Le mal est le sujet d’étude de toute une vie pour la britannique Gitta Sereny. Née à Vienne en 1921 et décédée en 2012, elle a travaillé après la guerre de 40 auprès d’enfants dans les camps de
réfugiés d’Allemagne. Auteur d’une biographie remarquée du bourreau de Treblinka Franz Stangl ,elle a consacré toute sa carrière de journaliste d’investigation à comprendre l’origine du mal et
questionner nos sociétés pour trouver les moyens de le combattre ou explorer les chemins possibles de la rédemption. Les questions posées à chaque page de ce livre sont tout simplement vertigineuses
sur l’origine du mal et sur le mystère de l’innocence barbare des enfants meurtriers. Une telle enquête menée dans le temps avec une rigueur extrême au plus près d’une insondable vérité est tout
simplement exceptionnelle et constitue un document rare et précieux.
Gitta Sereny. Crime et châtiment
par Marie-Laure Delorme
(...) Mary Bell est libérée, en 1980, à l'âge de 23 ans. Gitta Sereny la retrouve dix-huit ans après (la petite fille de 11 ans est devenue une mère de famille de 40 ans), pour tenter de restituer et d'éclairer sa trajectoire. (...) Elle écoute, durant des mois, son témoignage. Elle écrit à la suite des entretiens, en 1998, Une si jolie petite fille.

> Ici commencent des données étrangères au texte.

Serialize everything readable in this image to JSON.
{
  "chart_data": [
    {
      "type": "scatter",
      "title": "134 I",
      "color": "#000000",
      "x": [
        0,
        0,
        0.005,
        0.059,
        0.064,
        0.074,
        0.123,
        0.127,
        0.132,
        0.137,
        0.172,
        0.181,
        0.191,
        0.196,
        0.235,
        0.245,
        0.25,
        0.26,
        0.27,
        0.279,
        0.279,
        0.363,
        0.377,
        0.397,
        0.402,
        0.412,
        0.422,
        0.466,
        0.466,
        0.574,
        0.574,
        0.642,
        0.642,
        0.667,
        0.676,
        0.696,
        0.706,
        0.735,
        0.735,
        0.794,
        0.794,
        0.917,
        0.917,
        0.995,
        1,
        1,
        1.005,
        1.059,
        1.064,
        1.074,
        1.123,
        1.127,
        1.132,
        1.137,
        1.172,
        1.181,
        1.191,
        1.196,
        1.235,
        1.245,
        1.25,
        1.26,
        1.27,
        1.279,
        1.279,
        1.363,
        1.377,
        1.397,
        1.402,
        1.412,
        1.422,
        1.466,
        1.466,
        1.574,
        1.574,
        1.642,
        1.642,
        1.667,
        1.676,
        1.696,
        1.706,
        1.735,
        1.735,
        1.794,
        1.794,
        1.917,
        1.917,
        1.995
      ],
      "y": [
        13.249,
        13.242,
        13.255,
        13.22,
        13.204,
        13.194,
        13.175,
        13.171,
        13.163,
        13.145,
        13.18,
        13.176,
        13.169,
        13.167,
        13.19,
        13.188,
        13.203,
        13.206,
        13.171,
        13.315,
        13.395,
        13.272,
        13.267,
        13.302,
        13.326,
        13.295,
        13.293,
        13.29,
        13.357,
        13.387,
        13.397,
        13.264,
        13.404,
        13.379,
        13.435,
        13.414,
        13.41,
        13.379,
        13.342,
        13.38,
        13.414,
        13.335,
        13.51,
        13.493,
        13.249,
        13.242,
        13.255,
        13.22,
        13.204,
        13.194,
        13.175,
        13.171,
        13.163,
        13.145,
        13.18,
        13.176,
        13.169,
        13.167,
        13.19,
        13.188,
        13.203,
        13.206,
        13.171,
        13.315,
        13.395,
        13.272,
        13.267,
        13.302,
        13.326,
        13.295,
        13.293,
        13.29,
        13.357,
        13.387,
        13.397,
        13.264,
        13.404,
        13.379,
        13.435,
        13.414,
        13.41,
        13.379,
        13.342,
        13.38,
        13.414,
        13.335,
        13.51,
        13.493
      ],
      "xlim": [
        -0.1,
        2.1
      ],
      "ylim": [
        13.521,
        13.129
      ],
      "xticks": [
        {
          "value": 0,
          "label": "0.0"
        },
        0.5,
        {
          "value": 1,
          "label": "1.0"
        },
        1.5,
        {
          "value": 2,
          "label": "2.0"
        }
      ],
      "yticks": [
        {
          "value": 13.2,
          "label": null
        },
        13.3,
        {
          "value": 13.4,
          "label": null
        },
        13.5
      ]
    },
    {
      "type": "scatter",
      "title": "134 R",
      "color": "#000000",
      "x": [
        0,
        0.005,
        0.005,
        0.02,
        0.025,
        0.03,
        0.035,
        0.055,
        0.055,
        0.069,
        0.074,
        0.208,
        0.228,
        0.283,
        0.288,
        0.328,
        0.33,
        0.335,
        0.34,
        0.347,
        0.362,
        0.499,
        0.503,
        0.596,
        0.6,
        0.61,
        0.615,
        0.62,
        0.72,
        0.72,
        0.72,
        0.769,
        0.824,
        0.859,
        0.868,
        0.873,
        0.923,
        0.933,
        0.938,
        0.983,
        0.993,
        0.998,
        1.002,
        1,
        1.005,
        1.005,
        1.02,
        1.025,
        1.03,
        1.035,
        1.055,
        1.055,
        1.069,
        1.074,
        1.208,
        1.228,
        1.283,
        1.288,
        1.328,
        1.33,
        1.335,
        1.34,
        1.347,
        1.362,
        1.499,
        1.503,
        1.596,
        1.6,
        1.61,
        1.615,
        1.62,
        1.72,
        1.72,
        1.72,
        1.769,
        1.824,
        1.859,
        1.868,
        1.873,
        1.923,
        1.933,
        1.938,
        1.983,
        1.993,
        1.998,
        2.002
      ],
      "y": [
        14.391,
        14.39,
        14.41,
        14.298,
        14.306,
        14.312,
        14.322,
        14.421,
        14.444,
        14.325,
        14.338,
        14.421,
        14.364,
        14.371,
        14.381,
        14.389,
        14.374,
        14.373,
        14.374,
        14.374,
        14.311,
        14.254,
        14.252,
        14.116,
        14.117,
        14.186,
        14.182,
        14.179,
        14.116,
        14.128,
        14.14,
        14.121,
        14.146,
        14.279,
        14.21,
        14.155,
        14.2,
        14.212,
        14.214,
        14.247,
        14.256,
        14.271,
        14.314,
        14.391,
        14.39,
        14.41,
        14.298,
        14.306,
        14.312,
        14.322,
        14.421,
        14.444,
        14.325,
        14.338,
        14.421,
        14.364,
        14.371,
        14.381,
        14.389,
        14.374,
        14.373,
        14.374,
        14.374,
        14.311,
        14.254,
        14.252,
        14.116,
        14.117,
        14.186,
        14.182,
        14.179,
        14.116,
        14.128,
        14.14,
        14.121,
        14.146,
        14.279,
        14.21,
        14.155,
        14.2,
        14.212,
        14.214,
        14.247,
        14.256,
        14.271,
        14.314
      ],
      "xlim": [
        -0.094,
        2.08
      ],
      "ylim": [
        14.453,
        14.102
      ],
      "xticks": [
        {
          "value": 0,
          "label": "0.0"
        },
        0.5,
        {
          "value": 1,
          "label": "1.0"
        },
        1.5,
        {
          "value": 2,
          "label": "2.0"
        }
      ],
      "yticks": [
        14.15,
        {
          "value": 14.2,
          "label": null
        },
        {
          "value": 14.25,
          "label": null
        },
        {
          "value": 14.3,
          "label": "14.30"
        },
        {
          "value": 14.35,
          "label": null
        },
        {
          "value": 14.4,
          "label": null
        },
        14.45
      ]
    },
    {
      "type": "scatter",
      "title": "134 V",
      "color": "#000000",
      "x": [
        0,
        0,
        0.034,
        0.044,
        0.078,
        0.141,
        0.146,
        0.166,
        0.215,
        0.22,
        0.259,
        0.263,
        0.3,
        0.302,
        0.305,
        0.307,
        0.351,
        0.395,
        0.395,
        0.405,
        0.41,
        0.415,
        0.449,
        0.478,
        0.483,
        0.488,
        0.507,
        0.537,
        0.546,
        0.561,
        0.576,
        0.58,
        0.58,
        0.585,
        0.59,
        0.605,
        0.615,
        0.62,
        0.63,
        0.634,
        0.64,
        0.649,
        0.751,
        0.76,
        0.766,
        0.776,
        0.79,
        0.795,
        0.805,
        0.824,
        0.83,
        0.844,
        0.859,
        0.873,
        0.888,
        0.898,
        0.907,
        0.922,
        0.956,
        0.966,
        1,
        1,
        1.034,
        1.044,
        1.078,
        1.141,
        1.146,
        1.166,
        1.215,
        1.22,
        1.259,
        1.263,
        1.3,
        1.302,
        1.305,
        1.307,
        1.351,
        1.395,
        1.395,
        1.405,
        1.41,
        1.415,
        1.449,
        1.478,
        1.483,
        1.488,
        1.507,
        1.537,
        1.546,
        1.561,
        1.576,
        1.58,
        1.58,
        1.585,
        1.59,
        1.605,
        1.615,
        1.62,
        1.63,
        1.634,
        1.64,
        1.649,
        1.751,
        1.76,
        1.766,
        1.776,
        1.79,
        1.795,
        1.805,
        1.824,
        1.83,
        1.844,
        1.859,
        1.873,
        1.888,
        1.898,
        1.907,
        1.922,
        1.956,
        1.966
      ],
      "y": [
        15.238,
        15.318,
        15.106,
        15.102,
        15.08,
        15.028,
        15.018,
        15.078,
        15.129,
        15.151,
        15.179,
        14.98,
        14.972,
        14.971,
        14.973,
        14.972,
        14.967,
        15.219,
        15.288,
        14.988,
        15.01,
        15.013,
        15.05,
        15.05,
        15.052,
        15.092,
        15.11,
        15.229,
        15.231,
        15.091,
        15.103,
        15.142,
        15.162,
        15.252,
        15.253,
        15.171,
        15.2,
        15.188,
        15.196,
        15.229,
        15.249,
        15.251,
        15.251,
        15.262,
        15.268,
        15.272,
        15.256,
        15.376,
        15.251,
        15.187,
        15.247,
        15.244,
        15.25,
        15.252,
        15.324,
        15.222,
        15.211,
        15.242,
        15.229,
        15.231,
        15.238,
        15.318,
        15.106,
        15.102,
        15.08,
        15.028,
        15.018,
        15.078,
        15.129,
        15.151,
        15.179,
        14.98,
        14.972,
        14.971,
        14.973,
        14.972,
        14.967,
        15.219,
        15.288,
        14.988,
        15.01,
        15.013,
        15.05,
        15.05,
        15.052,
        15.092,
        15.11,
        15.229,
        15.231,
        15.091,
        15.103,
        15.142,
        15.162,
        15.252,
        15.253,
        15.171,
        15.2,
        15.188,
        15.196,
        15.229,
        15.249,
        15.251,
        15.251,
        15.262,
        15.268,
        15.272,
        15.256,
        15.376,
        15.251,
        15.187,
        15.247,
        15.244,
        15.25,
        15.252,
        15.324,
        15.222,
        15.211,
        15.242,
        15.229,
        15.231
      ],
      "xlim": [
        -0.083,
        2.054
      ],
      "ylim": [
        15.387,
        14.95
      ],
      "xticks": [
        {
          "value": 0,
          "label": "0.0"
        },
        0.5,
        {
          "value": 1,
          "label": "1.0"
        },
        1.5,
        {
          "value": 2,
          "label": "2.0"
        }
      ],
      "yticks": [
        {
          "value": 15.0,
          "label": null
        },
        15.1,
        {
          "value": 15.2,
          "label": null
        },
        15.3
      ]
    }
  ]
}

Gitta Sereny est aussi une historienne, auteur d'Au fond des ténèbres, confrontée dans son parcours personnel et professionnel à la question du mal. Mary Bell est une ravissante petite fille, dont l'intelligence est soulignée par tous, incapable d'expliquer ses meurtres. Les deux femmes, opposées en tout, se retrouvent face à la problématique du pardon et de la vérité. L'historienne de l'Holocauste se demande comment faire la paix avec l'Autre ; l'ancienne fillette qui a tué se demande comment faire la paix avec soi-même. Gitta Sereny a écrit un récit passionnant par sa rigueur, son honnêteté, sa compassion. Elle croit en la bonté de l'homme. On pense au Journaliste et l'Assassin de Janet Malcolm, car l'enquêtrice ne se laisse rien passer. Elle ne cesse de suggérer des interrogations et de souligner des limites. Gitta Sereny sait bien, par exemple, que nous formons une seule et même personne. IL est vain de dissocier, en chacun de nous, l'enfant et l'adulte. Alors, comment une petite fille de 11 ans peut-elle assassiner deux fois de suite (...) puis devenir, avec le temps, une adulte responsable ? Gitta Sereny, qui a suivi durant trente ans l'affaire Mary Bell, apporte des tentatives de réponse. (...)
Elle croit en la raison. Elle raconte non pour montrer mais pour penser. L'importance des mots est primordiale. De qui et de quoi parle-t-on ? Une enfant maltraitée et non une enfant tout court, une petite fille et non une petite adulte, une enfant qui a tué et non une enfant meurtrière.
Le récit fait bouger les lignes. Au début : comment une fillette peut-elle tuer, deux fois de suite, deux petits garçons ? À la fin : comment peut-on se reconstruire, sans aucune aide extérieure, après avoir tué deux fois de suite des enfants ? La journaliste donne des esquisses de pistes, après des années d'investigation (...).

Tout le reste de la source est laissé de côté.